"Sa evacuare una città?" I colloqui-incubo per lavorare da Google

Ogni anno arrivano un milione di curriculum. E l'azienda è dieci volte più selettiva di Harvard

"Sa evacuare una città?" I colloqui-incubo per lavorare da Google

Negli anni '80 bisognava lavorare a Wall Street o almeno in banca, nei '90 non c'era altro posto che Microsoft, sempre in cima alle classifiche della qualità dell'ambiente di lavoro. I rampanti di oggi, che non sono più i Gordon Gekko del film o i «padroni del mondo» di Tom Wolfe, hanno un obiettivo su tutti: lavorare a Google. L'unica alternativa, se proprio non si sopporta di doversi vestire da nerd con i pantaloni troppo larghi e troppo corti e la maglietta con una stampa di ispirazione internettiana, è indossare un girocollo e mandare un curriculum ad Apple. Si vestono così pure i commessi dei negozi e si danno certe arie come se li avesse assunti direttamente Steve Jobs buonanima.

Del resto se sei nel posto di lavoro giusto sei il padrone del mondo, anche se sei un nerd. Vedi la battuta di uno dei protagonisti di Revolution, la serie tv americana del momento ambientata in un mondo in cui la corrente elettrica se n'è andata per non tornare più, un posto selvaggio in cui a malapena ci si ricorda com'era prima il pianeta: «Prima che andasse via la luce lavoravo in un posto che si chiamava Google. E avevo 80 milioni di dollari in banca».
Così si costruisce un mito. Nell'ampia pubblicistica la sede dell'azienda a Mountain View, California, è sempre colorata, allegra, moderna ed è leggendaria la sala giochi interna dove la pausa cappuccino e biliardino che per un ministeriale ha il marchio del fancazzismo, si trasforma magicamente in pensatoio. I capi sono comprensivi e geniali e in più non portano la cravatta. Le paghe sono generose e non ci sono colleghi noiosi ma al massimo creativi dalla personalità originale.

Non per niente il motore di ricerca più cliccato del modo riceve ogni anno un milione di richieste di assunzione. Superano la selezione solo un candidato ogni 137. Il che rende Google dieci volte più selettiva della selettiva università di Harvard, dove gli ammessi sono uno su quattordici. Il mito, specialmente in tempo di crisi, resiste a ogni colpo, rimbalzano perfino le accuse di non rispettare la privacy dei «clienti» e di cedere troppo facilmente alle pressioni della censura cinese.
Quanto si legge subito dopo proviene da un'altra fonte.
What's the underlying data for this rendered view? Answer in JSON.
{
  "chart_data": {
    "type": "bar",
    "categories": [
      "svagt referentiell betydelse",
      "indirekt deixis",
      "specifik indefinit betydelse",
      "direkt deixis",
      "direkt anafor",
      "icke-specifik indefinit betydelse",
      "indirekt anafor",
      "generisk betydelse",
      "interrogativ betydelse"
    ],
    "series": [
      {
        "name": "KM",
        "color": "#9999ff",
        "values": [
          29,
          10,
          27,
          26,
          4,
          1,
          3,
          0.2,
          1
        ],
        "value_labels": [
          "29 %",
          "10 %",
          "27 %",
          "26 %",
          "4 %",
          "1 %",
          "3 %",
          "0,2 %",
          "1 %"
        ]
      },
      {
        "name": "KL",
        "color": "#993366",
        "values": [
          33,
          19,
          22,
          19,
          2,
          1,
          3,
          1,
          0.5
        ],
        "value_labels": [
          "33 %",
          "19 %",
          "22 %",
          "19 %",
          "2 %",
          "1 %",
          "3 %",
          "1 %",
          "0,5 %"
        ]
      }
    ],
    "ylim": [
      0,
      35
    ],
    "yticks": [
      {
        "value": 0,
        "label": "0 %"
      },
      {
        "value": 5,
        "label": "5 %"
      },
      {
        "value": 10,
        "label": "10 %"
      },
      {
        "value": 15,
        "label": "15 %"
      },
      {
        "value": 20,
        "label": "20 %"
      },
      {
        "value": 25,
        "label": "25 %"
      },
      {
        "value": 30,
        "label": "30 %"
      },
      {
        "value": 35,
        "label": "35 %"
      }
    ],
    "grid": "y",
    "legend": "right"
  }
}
Per ora è solo la letteratura a gettare ombre. Douglas Coupland, quello di Generazione X, in J Pod racconta di un'azienda della net economy burocratica e contorta in cui i membri di un reparto vengono scelti da un meccanismo automatico che raggruppa, insensatamente, tutti i dipendenti i cui cognomi iniziano con la J. E da pochi giorni è uscito il libro di William Poundstone che va al cuore del problema cercando di rispondere alla domanda del titolo: Sei abbastanza sveglio per lavorare in Google? Chi ha sostenuto un colloquio, svela Poundstone, si è trovato a dover affrontare i quesiti più squinternati e incomprensibili dai tempi di «Chi Vespa mangia la mela».

I selezionatori possono chiederti cose come: «Elabora un piano di evacuazione di San Francisco». Oppure «Avete un milione di fogli di carta, ciascuno dei quali è il curriculum di uno studente universitario. Dovete ordinarli secondo l'età dello studente. Come fate?».
Come si risponde a domande del genere? E serve di più essere geni o furbetti del quartierino? L'autore del saggio consiglia innanzitutto di non accontentarsi delle soluzioni semplici. Meglio le risposte altisonanti e astruse per far capire quanto siete geniali. Conclusione? «La new economy -scrive Poundstone- ne ha preso atto. In un colloquio si può stabilire se una persona ha una conversazione gradevole, e si può fare qualche domanda tecnica per scartare chi è decisamente incapace, ma, al di là di questo, tanto varrebbe affidarsi al lancio dei dadi, ha scritto Bram Cohen, fondatore dell'azienda di software Bit-Torrent.

Il responsabile delle risorse umane della Google, Laszlo Bock, ha detto in modo ancor più succinto: i colloqui sono del tutto inattendibili nel prevedere le prestazioni». Stai a vedere che rivalutano le raccomandazioni all'italiana.